Ces interventions sont le plus souvent pratiquées sous cœlioscopie. Elles exigent une bonne préparation physique et psychologique, requièrent un bon suivi post-opératoire avec un programme d’éducation diététique et une activité physique suivie.

5. PREVENTION ET CONSEILS A L’OFFICINE
Comme le souligne le Comité d’éducation sanitaire et sociale de la pharmacie française (Cespharm), le pharmacien, professionnel de santé de proximité, peut intervenir à différents niveaux dans la lutte contre l’obésité : par l’information et la sensibilisation du public tout d’abord, en contribuant à la prévention nutritionnelle, au repérage et à l’orientation des personnes en surpoids ou atteintes d’obésité vers une consultation médicale et enfin en accompagnant au quotidien ces patients (Bulletin Académie Nationale de Médecine, 2015, 199, n°8-9, 1291-1302).

Par ailleurs, selon la HAS la prise en charge de l’obésité passe par des changements de comportements sur le long terme avec une alimentation équilibrée en quantité et en qualité et l’adoption d’un mode de vie physiquement actif et moins sédentaire. Lors de la phase d’amaigrissement, les objectifs recommandés sont d’augmenter progressivement l’AP (activité physique) d’endurance d’intensité modérée à au moins 150 minutes par semaine pour réduire la perte de masse musculaire, et dans l’idéal, d’y associer quelques séances de renforcement musculaire. En termes de prévention, afin d’éviter la prise excessive de poids, adopter une alimentation équilibrée et variée, répartie en 3 repas sur la journée et adaptée aux besoins physiologiques est essentiel. Les patients doivent également apprendre à lire les étiquettes des produits consommés, en particulier, en sachant repérer la richesse en sucres et en matières grasses, et l’apport calorique total.

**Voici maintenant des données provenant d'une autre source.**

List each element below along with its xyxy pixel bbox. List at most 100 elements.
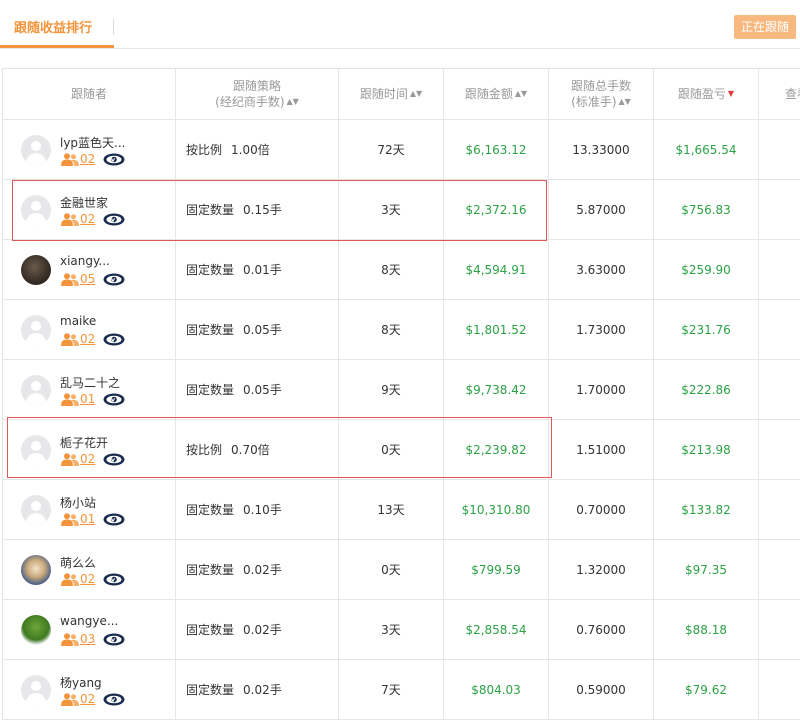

Voici quelques conseils simples à rappeler au comptoir pour limiter le comportement sédentaire et encourager l’activité physique dans la vie quotidienne :
- Se déplacer à pied le plus souvent possible ;
- Se rendre au travail ou dans les magasins en marchant, ou en garant la voiture un peu plus loin ;
- En cas de trajet en transport en commun, descendre un arrêt avant la destination ;
- Utiliser les escaliers à la place de l’ascenseur ou des escaliers mécaniques ;
- Limiter le temps passé devant un écran (télévision, ordinateur, console de jeux vidéo, tablettes…) ;
- Passer plus de temps à l’extérieur, travailler davantage dans le jardin ;
- Promener le chien plus souvent et plus longtemps.